First and foremost, it would grant a sense of security to the more vulnerable states.
On the other hand, establishing a set of humanitarian rules to be obeyed during an armed –or cyber- conflict, it would settle and clarify the current ambiguities regarding the conduct and responsibilities of the belligerent states during the hostilities.
Dunkan Hollis suggests that an ‘ILIO offers an opportunity for states to acknowledge their collective interest in combating non-state actors engaged in terrorism,’ adding that it offers an opportunity of better addressing non-international armed conflicts. That is, compared to traditional Loac. Hollis: ‘It is no secret that the law of war has proven largely inadequate (or incapable) of addressing non-international armed conflicts.’
Robbat is also in favour of that, as he argues that
‘the convention must enter a Universal IW Cooperation and Extradition Agreement to respond to the greatly increased (non-state) terrorist threat. The treaty should require nations to cooperate in investigations, by allowing victim-states access to computer networks in the country where the accused resides. Refusal to cooperate with a reasonable investigation should be met with sanctions against that nation’.
Their line of thought, however, lends itself to some major flaws. Firstly, tackling terrorism should not be the object of an international treaty regulating cyber attacks.

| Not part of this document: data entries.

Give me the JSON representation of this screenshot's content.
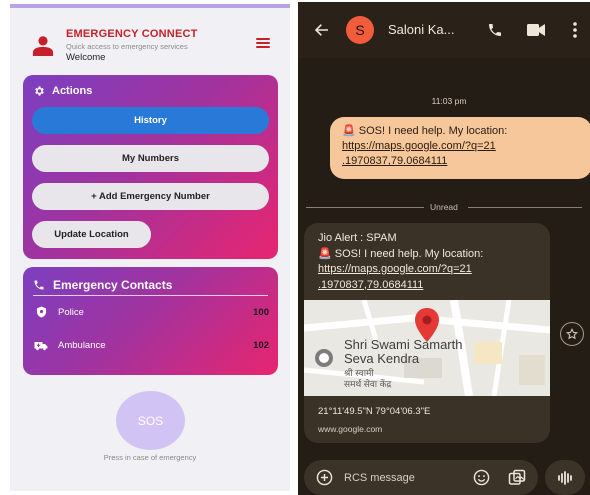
{
  "app": {
    "title": "EMERGENCY CONNECT",
    "subtitle": "Quick access to emergency services",
    "welcome": "Welcome",
    "accent_color": "#c6202a",
    "actions": {
      "heading": "Actions",
      "history": "History",
      "my_numbers": "My Numbers",
      "add_number": "+ Add Emergency Number",
      "update_location": "Update Location"
    },
    "contacts": {
      "heading": "Emergency Contacts",
      "items": [
        {
          "name": "Police",
          "number": "100",
          "icon": "shield-icon"
        },
        {
          "name": "Ambulance",
          "number": "102",
          "icon": "ambulance-icon"
        }
      ]
    },
    "sos": {
      "label": "SOS",
      "hint": "Press in case of emergency"
    }
  },
  "messages": {
    "contact_initial": "S",
    "contact_name": "Saloni Ka...",
    "timestamp": "11:03 pm",
    "outgoing": {
      "line1": "🚨 SOS! I need help. My location:",
      "link1": "https://maps.google.com/?q=21",
      "link2": ".1970837,79.0684111"
    },
    "unread_label": "Unread",
    "incoming": {
      "alert": "Jio Alert : SPAM",
      "line1": "🚨 SOS! I need help. My location:",
      "link1": "https://maps.google.com/?q=21",
      "link2": ".1970837,79.0684111",
      "map_place_en1": "Shri Swami Samarth",
      "map_place_en2": "Seva Kendra",
      "map_place_hi1": "श्री स्वामी",
      "map_place_hi2": "समर्थ सेवा केंद्र",
      "coords": "21°11'49.5\"N 79°04'06.3\"E",
      "domain": "www.google.com"
    },
    "input_placeholder": "RCS message"
  }
}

And secondly, a non-international cyber conflict is nonexistent; it simply falls under the category of cyber crimes, regulated under domestic criminal law, given that they are not state-sponsored. It goes without saying that an internationalized conflict, that is, containing international and non-international elements, is a whole different story, certainly worth being covered under a new regime for cyber warfare operations.
Challenges to overcome
On the other hand, could it be said that an international treaty would create more problems than to offer solutions?

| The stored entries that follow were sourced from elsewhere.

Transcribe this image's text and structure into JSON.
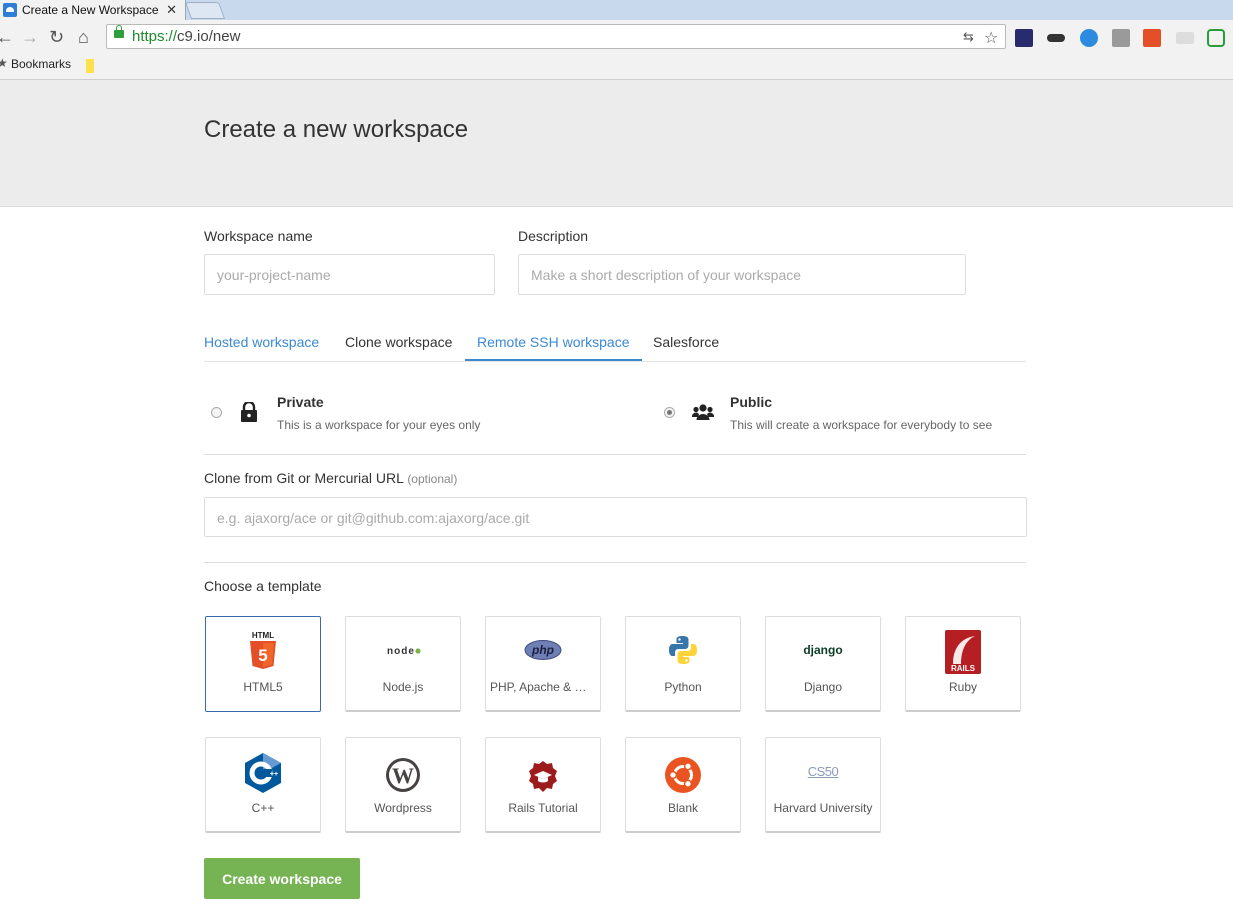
{
  "browser": {
    "tab_title": "Create a New Workspace",
    "tab_close": "✕",
    "url_scheme": "https://",
    "url_rest": "c9.io/new",
    "bookmarks_label": "Bookmarks"
  },
  "page": {
    "title": "Create a new workspace"
  },
  "form": {
    "name_label": "Workspace name",
    "name_placeholder": "your-project-name",
    "desc_label": "Description",
    "desc_placeholder": "Make a short description of your workspace"
  },
  "workspace_tabs": [
    {
      "label": "Hosted workspace"
    },
    {
      "label": "Clone workspace"
    },
    {
      "label": "Remote SSH workspace"
    },
    {
      "label": "Salesforce"
    }
  ],
  "visibility": {
    "private": {
      "title": "Private",
      "desc": "This is a workspace for your eyes only",
      "icon": "lock-icon"
    },
    "public": {
      "title": "Public",
      "desc": "This will create a workspace for everybody to see",
      "icon": "users-icon",
      "selected": true
    }
  },
  "clone": {
    "label": "Clone from Git or Mercurial URL",
    "optional": "(optional)",
    "placeholder": "e.g. ajaxorg/ace or git@github.com:ajaxorg/ace.git"
  },
  "templates": {
    "heading": "Choose a template",
    "items": [
      {
        "name": "HTML5",
        "logo_text": "HTML",
        "selected": true
      },
      {
        "name": "Node.js",
        "logo_text": "node"
      },
      {
        "name": "PHP, Apache & MySQL",
        "logo_text": "php"
      },
      {
        "name": "Python"
      },
      {
        "name": "Django",
        "logo_text": "django"
      },
      {
        "name": "Ruby",
        "logo_text": "RAILS"
      },
      {
        "name": "C++"
      },
      {
        "name": "Wordpress"
      },
      {
        "name": "Rails Tutorial"
      },
      {
        "name": "Blank"
      },
      {
        "name": "Harvard University",
        "logo_text": "CS50"
      }
    ]
  },
  "actions": {
    "create_label": "Create workspace"
  },
  "colors": {
    "accent": "#3a8ad4",
    "create_button": "#76b453"
  }
}
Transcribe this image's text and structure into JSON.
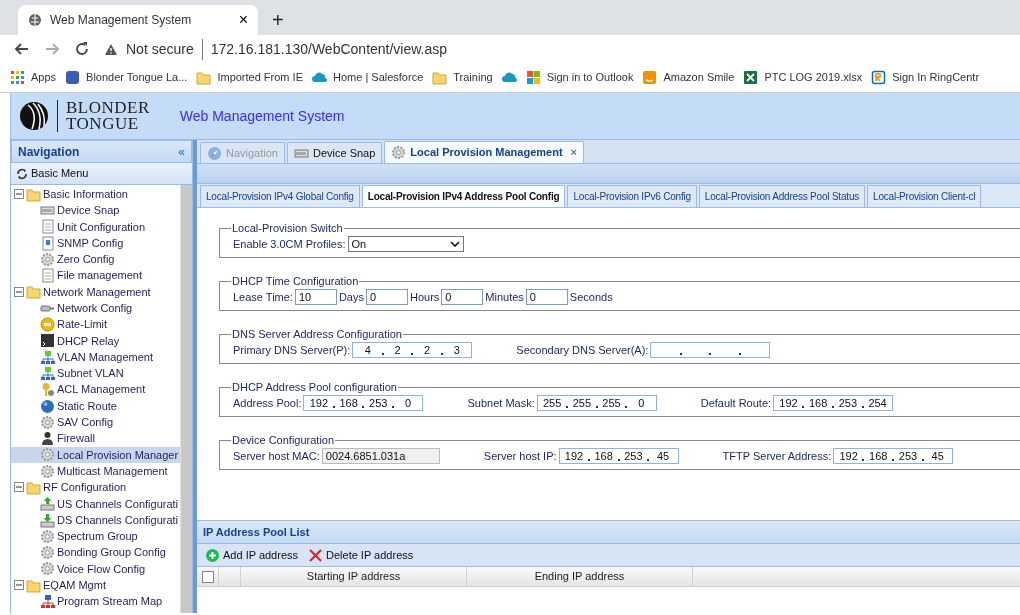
{
  "browser": {
    "tab_title": "Web Management System",
    "tab_close": "×",
    "new_tab": "+",
    "security": "Not secure",
    "url": "172.16.181.130/WebContent/view.asp",
    "bookmarks": [
      {
        "kind": "apps",
        "label": "Apps"
      },
      {
        "kind": "square",
        "label": "Blonder Tongue La..."
      },
      {
        "kind": "folder",
        "label": "Imported From IE"
      },
      {
        "kind": "cloud",
        "label": "Home | Salesforce"
      },
      {
        "kind": "folder",
        "label": "Training"
      },
      {
        "kind": "cloud"
      },
      {
        "kind": "windows",
        "label": "Sign in to Outlook"
      },
      {
        "kind": "amazon",
        "label": "Amazon Smile"
      },
      {
        "kind": "excel",
        "label": "PTC LOG 2019.xlsx"
      },
      {
        "kind": "ring",
        "label": "Sign In RingCentr"
      }
    ]
  },
  "header": {
    "logo": [
      "BLONDER",
      "TONGUE"
    ],
    "title": "Web Management System"
  },
  "navigation": {
    "title": "Navigation",
    "collapse": "«",
    "menu": "Basic Menu",
    "tree": [
      {
        "label": "Basic Information",
        "expanded": true,
        "children": [
          {
            "label": "Device Snap",
            "kind": "device",
            "selected": false
          },
          {
            "label": "Unit Configuration",
            "kind": "page",
            "selected": false
          },
          {
            "label": "SNMP Config",
            "kind": "snmp",
            "selected": false
          },
          {
            "label": "Zero Config",
            "kind": "gear",
            "selected": false
          },
          {
            "label": "File management",
            "kind": "page",
            "selected": false
          }
        ]
      },
      {
        "label": "Network Management",
        "expanded": true,
        "children": [
          {
            "label": "Network Config",
            "kind": "cable",
            "selected": false
          },
          {
            "label": "Rate-Limit",
            "kind": "rate",
            "selected": false
          },
          {
            "label": "DHCP Relay",
            "kind": "terminal",
            "selected": false
          },
          {
            "label": "VLAN Management",
            "kind": "lan",
            "selected": false
          },
          {
            "label": "Subnet VLAN",
            "kind": "lan",
            "selected": false
          },
          {
            "label": "ACL Management",
            "kind": "key",
            "selected": false
          },
          {
            "label": "Static Route",
            "kind": "globe",
            "selected": false
          },
          {
            "label": "SAV Config",
            "kind": "gear",
            "selected": false
          },
          {
            "label": "Firewall",
            "kind": "person",
            "selected": false
          },
          {
            "label": "Local Provision Manager",
            "kind": "gear",
            "selected": true
          },
          {
            "label": "Multicast Management",
            "kind": "gear",
            "selected": false
          }
        ]
      },
      {
        "label": "RF Configuration",
        "expanded": true,
        "children": [
          {
            "label": "US Channels Configurati",
            "kind": "upload",
            "selected": false
          },
          {
            "label": "DS Channels Configurati",
            "kind": "download",
            "selected": false
          },
          {
            "label": "Spectrum Group",
            "kind": "gear",
            "selected": false
          },
          {
            "label": "Bonding Group Config",
            "kind": "gear",
            "selected": false
          },
          {
            "label": "Voice Flow Config",
            "kind": "gear",
            "selected": false
          }
        ]
      },
      {
        "label": "EQAM Mgmt",
        "expanded": true,
        "children": [
          {
            "label": "Program Stream Map",
            "kind": "lanred",
            "selected": false
          }
        ]
      }
    ]
  },
  "tabs": [
    {
      "label": "Navigation",
      "kind": "compass",
      "selected": false,
      "disabled": true
    },
    {
      "label": "Device Snap",
      "kind": "device",
      "selected": false,
      "disabled": false
    },
    {
      "label": "Local Provision Management",
      "kind": "gear",
      "selected": true,
      "disabled": false,
      "close": "×"
    }
  ],
  "subtabs": [
    {
      "label": "Local-Provision IPv4 Global Config",
      "selected": false
    },
    {
      "label": "Local-Provision IPv4 Address Pool Config",
      "selected": true
    },
    {
      "label": "Local-Provision IPv6 Config",
      "selected": false
    },
    {
      "label": "Local-Provision Address Pool Status",
      "selected": false
    },
    {
      "label": "Local-Provision Client-cl",
      "selected": false
    }
  ],
  "sections": [
    {
      "legend": "Local-Provision Switch",
      "items": [
        {
          "kind": "label",
          "text": "Enable 3.0CM Profiles:"
        },
        {
          "kind": "select",
          "value": "On"
        }
      ]
    },
    {
      "legend": "DHCP Time Configuration",
      "items": [
        {
          "kind": "label",
          "text": "Lease Time:"
        },
        {
          "kind": "text",
          "value": "10"
        },
        {
          "kind": "label",
          "text": "Days"
        },
        {
          "kind": "text",
          "value": "0"
        },
        {
          "kind": "label",
          "text": "Hours"
        },
        {
          "kind": "text",
          "value": "0"
        },
        {
          "kind": "label",
          "text": "Minutes"
        },
        {
          "kind": "text",
          "value": "0"
        },
        {
          "kind": "label",
          "text": "Seconds"
        }
      ]
    },
    {
      "legend": "DNS Server Address Configuration",
      "items": [
        {
          "kind": "label",
          "text": "Primary DNS Server(P):"
        },
        {
          "kind": "ip",
          "octets": [
            "4",
            "2",
            "2",
            "3"
          ]
        },
        {
          "kind": "gap"
        },
        {
          "kind": "label",
          "text": "Secondary DNS Server(A):"
        },
        {
          "kind": "ip"
        }
      ]
    },
    {
      "legend": "DHCP Address Pool configuration",
      "items": [
        {
          "kind": "label",
          "text": "Address Pool:"
        },
        {
          "kind": "ip",
          "octets": [
            "192",
            "168",
            "253",
            "0"
          ]
        },
        {
          "kind": "gap"
        },
        {
          "kind": "label",
          "text": "Subnet Mask:"
        },
        {
          "kind": "ip",
          "octets": [
            "255",
            "255",
            "255",
            "0"
          ]
        },
        {
          "kind": "gap"
        },
        {
          "kind": "label",
          "text": "Default Route:"
        },
        {
          "kind": "ip",
          "octets": [
            "192",
            "168",
            "253",
            "254"
          ]
        }
      ]
    },
    {
      "legend": "Device Configuration",
      "items": [
        {
          "kind": "label",
          "text": "Server host MAC:"
        },
        {
          "kind": "readonly",
          "value": "0024.6851.031a"
        },
        {
          "kind": "gap"
        },
        {
          "kind": "label",
          "text": "Server host IP:"
        },
        {
          "kind": "ip",
          "octets": [
            "192",
            "168",
            "253",
            "45"
          ]
        },
        {
          "kind": "gap"
        },
        {
          "kind": "label",
          "text": "TFTP Server Address:"
        },
        {
          "kind": "ip",
          "octets": [
            "192",
            "168",
            "253",
            "45"
          ]
        }
      ]
    }
  ],
  "pool_list": {
    "title": "IP Address Pool List",
    "actions": [
      {
        "kind": "add",
        "label": "Add IP address"
      },
      {
        "kind": "delete",
        "label": "Delete IP address"
      }
    ],
    "select_all": {
      "checked": false
    },
    "columns": [
      "Starting IP address",
      "Ending IP address"
    ]
  }
}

Barkham argues that a major issue that should eventually be overcome is the problem of determination of the identity of the attacker. As discussed above, there is a great difficulty of discovering the exact location and identity of the perpetrator of the attack. Using the existent technology, it is apparently difficult in discerning between private hackers and state-sponsored attacks.

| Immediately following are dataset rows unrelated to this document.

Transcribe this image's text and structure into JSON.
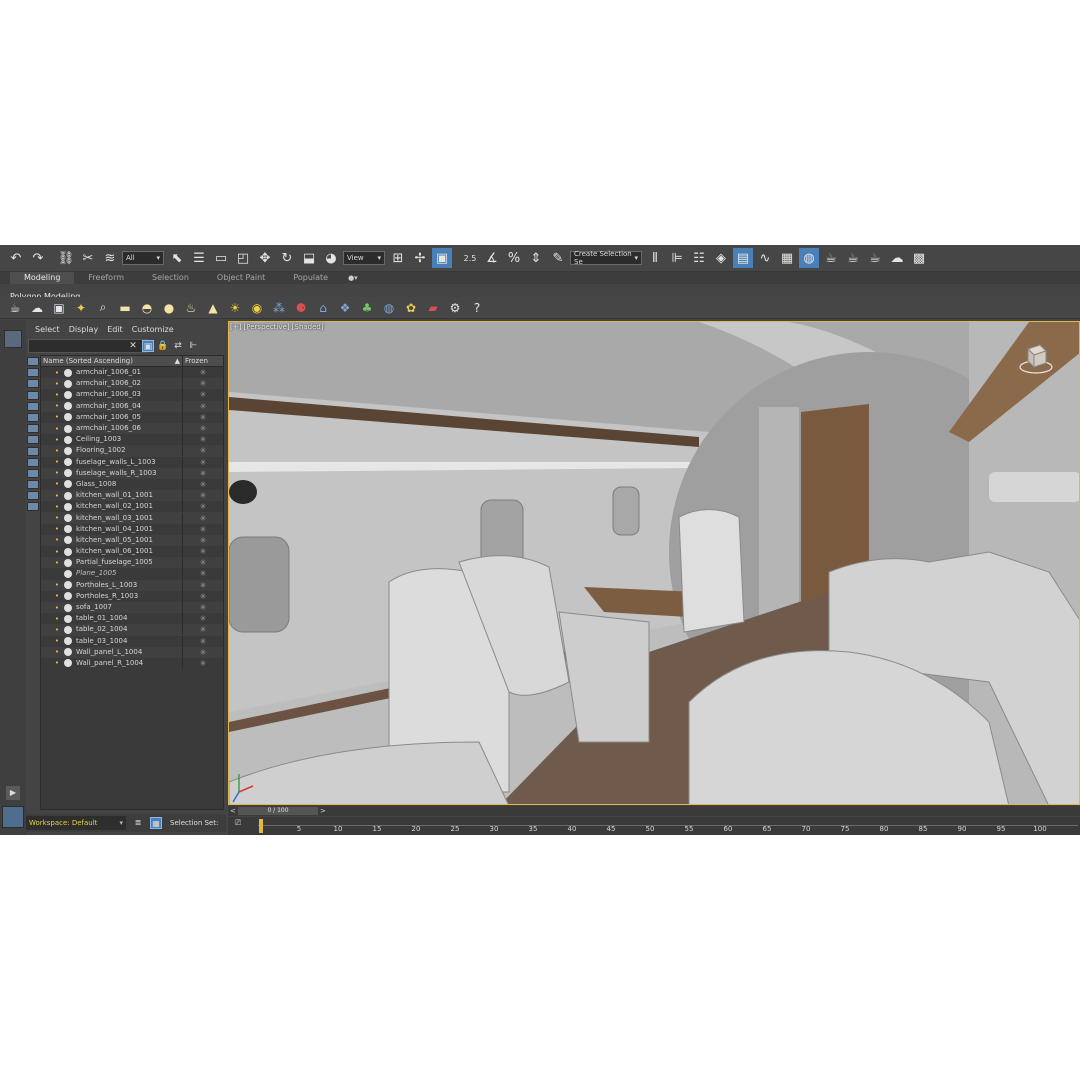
{
  "toolbar": {
    "selection_filter": "All",
    "reference_coord": "View",
    "snap_value": "2.5",
    "named_selection": "Create Selection Se"
  },
  "ribbon": {
    "tabs": [
      "Modeling",
      "Freeform",
      "Selection",
      "Object Paint",
      "Populate"
    ],
    "active_tab": "Modeling",
    "sub_label": "Polygon Modeling"
  },
  "explorer": {
    "menu": [
      "Select",
      "Display",
      "Edit",
      "Customize"
    ],
    "column_name": "Name (Sorted Ascending)",
    "column_frozen": "Frozen",
    "objects": [
      {
        "name": "armchair_1006_01",
        "hidden": false
      },
      {
        "name": "armchair_1006_02",
        "hidden": false
      },
      {
        "name": "armchair_1006_03",
        "hidden": false
      },
      {
        "name": "armchair_1006_04",
        "hidden": false
      },
      {
        "name": "armchair_1006_05",
        "hidden": false
      },
      {
        "name": "armchair_1006_06",
        "hidden": false
      },
      {
        "name": "Ceiling_1003",
        "hidden": false
      },
      {
        "name": "Flooring_1002",
        "hidden": false
      },
      {
        "name": "fuselage_walls_L_1003",
        "hidden": false
      },
      {
        "name": "fuselage_walls_R_1003",
        "hidden": false
      },
      {
        "name": "Glass_1008",
        "hidden": false
      },
      {
        "name": "kitchen_wall_01_1001",
        "hidden": false
      },
      {
        "name": "kitchen_wall_02_1001",
        "hidden": false
      },
      {
        "name": "kitchen_wall_03_1001",
        "hidden": false
      },
      {
        "name": "kitchen_wall_04_1001",
        "hidden": false
      },
      {
        "name": "kitchen_wall_05_1001",
        "hidden": false
      },
      {
        "name": "kitchen_wall_06_1001",
        "hidden": false
      },
      {
        "name": "Partial_fuselage_1005",
        "hidden": false
      },
      {
        "name": "Plane_1005",
        "hidden": true
      },
      {
        "name": "Portholes_L_1003",
        "hidden": false
      },
      {
        "name": "Portholes_R_1003",
        "hidden": false
      },
      {
        "name": "sofa_1007",
        "hidden": false
      },
      {
        "name": "table_01_1004",
        "hidden": false
      },
      {
        "name": "table_02_1004",
        "hidden": false
      },
      {
        "name": "table_03_1004",
        "hidden": false
      },
      {
        "name": "Wall_panel_L_1004",
        "hidden": false
      },
      {
        "name": "Wall_panel_R_1004",
        "hidden": false
      }
    ]
  },
  "workspace": {
    "label": "Workspace: Default",
    "selection_set": "Selection Set:"
  },
  "viewport": {
    "label": "[+] [Perspective] [Shaded]"
  },
  "timeline": {
    "frame_display": "0 / 100",
    "prev": "<",
    "next": ">",
    "ticks": [
      "5",
      "10",
      "15",
      "20",
      "25",
      "30",
      "35",
      "40",
      "45",
      "50",
      "55",
      "60",
      "65",
      "70",
      "75",
      "80",
      "85",
      "90",
      "95",
      "100"
    ]
  },
  "colors": {
    "accent": "#4a80b8",
    "viewport_border": "#e0b84a",
    "workspace_text": "#e8d247"
  }
}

Direct consequence of the above is the problem of attribution to the state for the acts of non-state actors. Will the future international convention regulate issues of state ‘attributability’ or should the –recognised as customary law- 2001 Draft Articles continue being used?
International Cyber War Treaty Monitoring System
Another option is to have the International Court of Justice as a means of settling differences, but it would slow down even more the already cumbersome procedure, given its heavy workload.
Lastly, compliance by countries is a topic that should be considered, as with the drafting of all international treaties.